30 bis 40 Frauen melden sich pro Woche
Für die Frauen bedeutet es, dass immer mehr illegal und unter gefährlichen Bedingungen abtreiben, sagt Urszula Bertin im Gespräch mit dem KURIER. Die 53-Jährige engagiert sich bei "Ciocia Basia" – und berichtet von 30 bis 40 Frauen, die sich pro Woche melden. Nicht immer geht es um einen Abbruch. "Viele wollen einfach reden, brauchen jemanden, der ihnen zuhört und versteht, wovon sie sprechen oder ihre Fragen beantwortet." Mal geht es darum, wo sie Antibabypille bekommen oder überhaupt welche Rechte sie haben. Wer sich bei ihnen meldet? "Es betrifft Frauen aus allen Schichten." Als Organsation im Ausland genießen sie deren Vertrauen, weil sie nicht wie in Polen verfolgt oder bedroht werden. Dort ist das Informieren über Abbrüche zwar legal, aber der Einfluss von Kirche und Regierung ist groß.
Urszula Bertins Arbeit geht weit über die Gespräche und Dolmetschen hinaus. Sie hilft bei der Organisation der Reise, vermittelt ein in Deutschland verpflichtendes Beratungsgespräch und eine Klinik mit Ärzten, die sie gut kennen – "vertrauen ist sehr wichtig", sagt Bertin. Und berichtet von Medizinern, die versucht haben, die Notlage der Frauen auszunutzen und bis zu 800 Euro verlangten. Normalerweise kostet der Eingriff, je nachdem ob er medikamentös oder chirurgisch ist, zwischen 250 und 400 Euro. Wenn die Frauen das nicht bezahlen können, übernimmt "Ciocia Basia" die Kosten. Die Organisation ist auf Crowdfunding angewiesen.
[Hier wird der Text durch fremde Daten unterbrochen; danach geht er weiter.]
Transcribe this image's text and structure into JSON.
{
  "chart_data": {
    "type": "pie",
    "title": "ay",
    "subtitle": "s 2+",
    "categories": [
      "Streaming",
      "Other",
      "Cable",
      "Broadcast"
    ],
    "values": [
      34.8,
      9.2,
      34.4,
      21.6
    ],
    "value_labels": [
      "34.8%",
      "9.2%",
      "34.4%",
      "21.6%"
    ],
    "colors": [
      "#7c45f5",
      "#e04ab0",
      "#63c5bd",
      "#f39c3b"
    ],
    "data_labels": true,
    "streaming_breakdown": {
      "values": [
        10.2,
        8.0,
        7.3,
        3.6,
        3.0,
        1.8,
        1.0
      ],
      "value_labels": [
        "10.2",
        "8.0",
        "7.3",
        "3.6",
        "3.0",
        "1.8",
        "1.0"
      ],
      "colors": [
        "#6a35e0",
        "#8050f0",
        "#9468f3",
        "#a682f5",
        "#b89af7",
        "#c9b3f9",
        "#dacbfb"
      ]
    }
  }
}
Bertin arbeitet ehrenamtlich in dem Kollektiv. Was sie antreibt? "Wut". "Ich bin 53 und werde keine Kinder mehr bekommen, aber, wenn ich an Freundinnen, Kolleginnen in Polen denke, die darüber nicht entscheiden dürfen, macht mich das sehr wütend. Ihre Rechte werden mit Füßen getreten. Frauen sollten die Möglichkeit haben, Informationen darüber zu bekommen, welche Optionen sie haben."
Proteste ebben nicht ab
Dafür gehen seit Monaten zehntausende Frauen in Polen auf die Straße, PiS-Parteichef Jaroslaw Kaczynski sprach von einem "Angriff auf den polnischen Staat". Ultrarechte Gruppen, Nationalisten und Anhänger der erzkonservativen polnischen Kirche stellten sich ihnen bei Gegendemos in den Weg. Doch der "Strajk Kobiet" (Streik der Frauen) geht längst über die Grenzen des Landes hinaus. Auch in Berlin demonstrierten zuletzt Tausende. Polen sind hier die zweitgrößte ethnische Minderheit, gleichzeitig hat hier Julia Przylebska, Frau des polnischen Botschafters in Berlin, einen Wohnsitz. Sie hat als Vorsitzende des Verfassungsgerichts die Verschärfung des Abtreibungsrechts vorangetrieben.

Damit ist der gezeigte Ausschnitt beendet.